Helga Nowotny, president of the European Research Council told Mr Kupferschmidt: "Unless you really anchor the position of Chief Scientific Advisor] somehow,"[it] will not become a powerful position comparable to the U.S," and Peter Tindemans, secretary general of the researchers' organization Euroscience, believes giving the position so little support is a mistake, but goes on to say "She hasn't yet singled out a small number of key issues on which she would like to make a difference, while agreeing that that her efforts to create a permanent advisory council on science and technology for the commission is a good move.

 

However he adds, "How much power she can effectively wield also depends very much on her establishing solid ties with scientific advisers or persons or bodies with a similar role in member states."

 

Kai Kupferschmidt reports Professor Glover sees President Barroso about one-a-month and briefs him "on a variety of topics, including supercomputers, space weather, and dengue fever.

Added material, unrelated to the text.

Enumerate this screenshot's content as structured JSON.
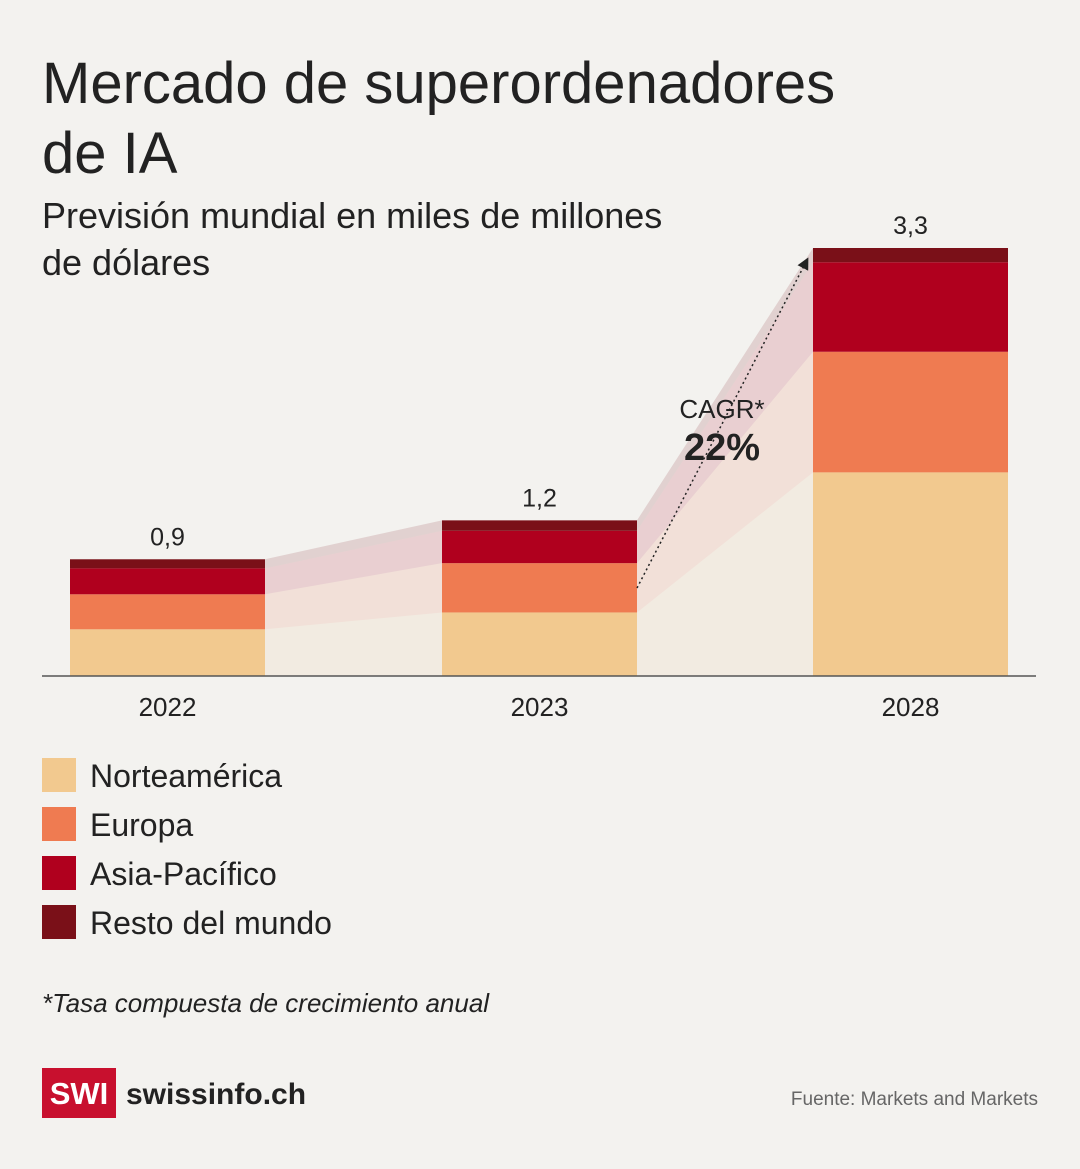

The minutes that Glover spends on that floor are the currency in which her political power can be measured, and it is hardly enough to choreograph big changes in Brussel's legendary bureaucracy".

 

John Holdren, US President Obama's science advisor and head of the administration's Office of Science and Technology Policy is "in and out of Barack Obama's office up to four times a day in the run-up to important decisions".

 

Nevertheless her assistant and a veteran of European science politics, Jan Marco Müller says: "In some ways, Anne is outside of [the EC's] hierarchical structure. She is a freelance artist," and "Coming from outside the hierarchy can be an advantage if the holder of the position knows how to use it well. And Anne knows how to use it well," says Professor Nowotny.

 

Professor Glover puts it simply: "The way I interpret it, is that I have independence within the commission, which is a rare advantage."

 

Neal Lane, a public policy expert at Rice University in Houston, Texas, who served as Bill Clinton's science adviser. makes the observation: "[Those in government] have overriding political considerations and sometimes the science is in the way."

 

Professor Glover, clearly an optimist, is reported by Mr Kupferschmidt as hoping that: "A network of science advisers could be in place by the end of the year." Having comrades in arms, she acknowledges, would help her and her successors exert greater influence. Last week, the commission announced another step in that direction: the creation of a president's science and technology advisory council. Glover will chair the 15-member group... It will meet with the E.U. president three to four times a year to offer ideas on how to stimulate societal debates about science."

 

In Dr Müller's view: "If we do our job well, the next president will want a chief scientific adviser as well, maybe even the same one," and a young business woman at a recent luncheon meeting told the Scottish European chief science advisor: "The way you talk and the energy you have is so inspiring."